Costa Rica debe mantener su Estado benefactor centrado en el bien común. Nada más lindo que ver los Ebais en todo el territorio; o la entrega de viviendas financiadas por Bahnvi bajo la política de Mivah a familias de escasos recursos; o tener los niños y jóvenes con acceso irrestricto a educación y fondos que financian becas, alimentación, transporte y mucho más. Pero eso no implica un Estado metido en todo, creando enormes ineficiencias y malgastando recursos valiosos en instituciones, trámites y puestos que solo destruyen valor y retrasan el proceso de desarrollo.

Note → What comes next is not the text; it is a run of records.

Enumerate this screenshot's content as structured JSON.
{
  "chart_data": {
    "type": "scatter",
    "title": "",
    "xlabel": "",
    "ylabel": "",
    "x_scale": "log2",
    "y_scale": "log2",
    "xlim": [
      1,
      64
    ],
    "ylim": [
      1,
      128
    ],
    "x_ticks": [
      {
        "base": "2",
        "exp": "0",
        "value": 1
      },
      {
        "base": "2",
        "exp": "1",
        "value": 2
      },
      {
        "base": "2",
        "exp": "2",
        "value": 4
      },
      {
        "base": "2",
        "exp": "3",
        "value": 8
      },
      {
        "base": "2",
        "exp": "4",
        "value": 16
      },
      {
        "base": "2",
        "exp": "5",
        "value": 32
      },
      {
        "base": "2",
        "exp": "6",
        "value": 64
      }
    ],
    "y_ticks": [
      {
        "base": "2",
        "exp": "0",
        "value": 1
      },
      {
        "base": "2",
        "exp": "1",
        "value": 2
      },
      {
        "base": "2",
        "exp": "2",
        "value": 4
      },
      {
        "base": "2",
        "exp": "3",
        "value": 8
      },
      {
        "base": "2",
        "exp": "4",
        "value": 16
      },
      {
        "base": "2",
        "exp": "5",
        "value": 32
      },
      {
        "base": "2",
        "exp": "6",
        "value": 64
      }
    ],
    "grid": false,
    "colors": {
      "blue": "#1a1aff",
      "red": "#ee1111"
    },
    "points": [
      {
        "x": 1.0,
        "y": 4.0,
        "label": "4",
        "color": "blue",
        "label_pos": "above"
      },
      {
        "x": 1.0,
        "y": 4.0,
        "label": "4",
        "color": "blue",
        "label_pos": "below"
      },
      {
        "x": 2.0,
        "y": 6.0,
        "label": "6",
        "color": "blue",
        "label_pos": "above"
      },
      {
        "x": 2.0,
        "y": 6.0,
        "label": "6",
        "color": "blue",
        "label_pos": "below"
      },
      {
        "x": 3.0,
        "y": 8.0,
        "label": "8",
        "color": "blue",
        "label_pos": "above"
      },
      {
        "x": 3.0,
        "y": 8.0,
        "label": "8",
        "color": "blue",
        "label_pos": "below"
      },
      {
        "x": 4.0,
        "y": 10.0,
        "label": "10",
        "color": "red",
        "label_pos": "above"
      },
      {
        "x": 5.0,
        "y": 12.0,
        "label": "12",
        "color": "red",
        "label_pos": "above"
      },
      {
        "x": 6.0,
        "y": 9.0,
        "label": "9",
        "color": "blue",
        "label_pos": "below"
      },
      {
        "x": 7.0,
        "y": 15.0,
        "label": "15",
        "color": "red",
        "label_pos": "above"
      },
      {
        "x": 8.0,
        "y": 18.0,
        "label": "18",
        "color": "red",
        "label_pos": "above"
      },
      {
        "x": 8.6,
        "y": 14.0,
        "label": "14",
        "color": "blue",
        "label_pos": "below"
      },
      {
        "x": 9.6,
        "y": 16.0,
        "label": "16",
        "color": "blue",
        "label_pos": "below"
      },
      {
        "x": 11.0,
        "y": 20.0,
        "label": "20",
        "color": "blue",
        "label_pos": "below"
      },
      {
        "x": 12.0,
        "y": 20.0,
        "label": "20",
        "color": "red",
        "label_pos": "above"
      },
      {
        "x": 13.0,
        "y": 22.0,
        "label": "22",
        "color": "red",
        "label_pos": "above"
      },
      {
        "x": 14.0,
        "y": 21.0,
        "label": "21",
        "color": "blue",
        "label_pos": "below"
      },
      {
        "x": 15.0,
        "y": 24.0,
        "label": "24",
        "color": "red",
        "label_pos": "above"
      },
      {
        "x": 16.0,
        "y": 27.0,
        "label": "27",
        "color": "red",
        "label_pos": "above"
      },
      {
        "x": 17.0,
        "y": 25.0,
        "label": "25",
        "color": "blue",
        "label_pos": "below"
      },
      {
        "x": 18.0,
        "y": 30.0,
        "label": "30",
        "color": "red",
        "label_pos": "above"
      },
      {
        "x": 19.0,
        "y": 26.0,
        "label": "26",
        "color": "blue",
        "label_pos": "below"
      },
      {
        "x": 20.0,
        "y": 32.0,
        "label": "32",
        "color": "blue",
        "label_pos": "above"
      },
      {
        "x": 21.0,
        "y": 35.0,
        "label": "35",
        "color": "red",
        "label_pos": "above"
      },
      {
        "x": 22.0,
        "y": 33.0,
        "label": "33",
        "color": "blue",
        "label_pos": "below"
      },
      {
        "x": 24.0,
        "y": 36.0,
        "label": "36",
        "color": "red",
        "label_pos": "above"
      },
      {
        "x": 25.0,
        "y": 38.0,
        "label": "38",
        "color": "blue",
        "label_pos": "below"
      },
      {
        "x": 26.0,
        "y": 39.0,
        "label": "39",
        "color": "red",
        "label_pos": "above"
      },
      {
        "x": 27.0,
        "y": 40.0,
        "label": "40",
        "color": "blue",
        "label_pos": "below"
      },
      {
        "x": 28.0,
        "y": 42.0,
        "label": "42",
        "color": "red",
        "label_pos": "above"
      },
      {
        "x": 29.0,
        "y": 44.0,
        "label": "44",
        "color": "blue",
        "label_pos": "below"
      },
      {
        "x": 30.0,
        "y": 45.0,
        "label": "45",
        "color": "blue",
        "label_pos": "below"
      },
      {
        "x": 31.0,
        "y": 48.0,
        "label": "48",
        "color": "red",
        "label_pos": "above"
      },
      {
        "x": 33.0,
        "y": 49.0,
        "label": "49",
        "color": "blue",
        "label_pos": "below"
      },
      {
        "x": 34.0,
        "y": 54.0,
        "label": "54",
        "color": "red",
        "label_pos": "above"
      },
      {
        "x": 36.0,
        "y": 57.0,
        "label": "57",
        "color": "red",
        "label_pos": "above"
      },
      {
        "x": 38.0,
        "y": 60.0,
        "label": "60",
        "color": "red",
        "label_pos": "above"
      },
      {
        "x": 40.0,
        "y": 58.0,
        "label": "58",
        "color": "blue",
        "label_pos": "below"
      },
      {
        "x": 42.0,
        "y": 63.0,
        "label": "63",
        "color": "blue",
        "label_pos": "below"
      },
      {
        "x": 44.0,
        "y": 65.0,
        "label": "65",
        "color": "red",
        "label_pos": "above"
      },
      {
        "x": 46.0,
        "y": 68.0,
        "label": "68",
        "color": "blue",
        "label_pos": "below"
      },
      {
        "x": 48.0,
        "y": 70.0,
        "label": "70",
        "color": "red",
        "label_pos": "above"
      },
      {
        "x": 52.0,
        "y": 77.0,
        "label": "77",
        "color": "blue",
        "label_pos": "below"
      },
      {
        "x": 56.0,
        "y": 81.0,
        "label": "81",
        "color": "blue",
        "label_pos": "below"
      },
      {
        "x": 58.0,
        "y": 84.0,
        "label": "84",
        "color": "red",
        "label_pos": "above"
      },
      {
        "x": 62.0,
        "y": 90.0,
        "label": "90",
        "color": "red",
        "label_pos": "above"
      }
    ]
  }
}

El Estado tiene su lugar y debe resguardarlo, pero no se necesitan 332 instituciones en un país de este tamaño. Lo que se necesita es la visión y el coraje para saltar a la modernidad con el Estado mínimo necesario; con instituciones fuertes y modernas, leyes y regulaciones fuertes y sin impunidad cuando éstas se violen. Con un sector productivo, con organizaciones de todos los tamaños, creando riqueza y valor, generando inversión y dinámica económica y comercial, impulsando la activación de miles de cadenas de valor para así contribuir al desarrollo.
Necesitamos políticos visionarios, valientes y dispuestos a modernizar el país. No podemos seguir viviendo con un Estado gigante, corrupto en algunas de sus élites, que se reparten la riqueza del país a su antojo.
Es hora de cambiar. La situación económica y fiscal que vivimos lo señala con claridad, como el síntoma más claro de una terrible enfermedad de la que debemos curarnos antes de que nos haga sucumbir.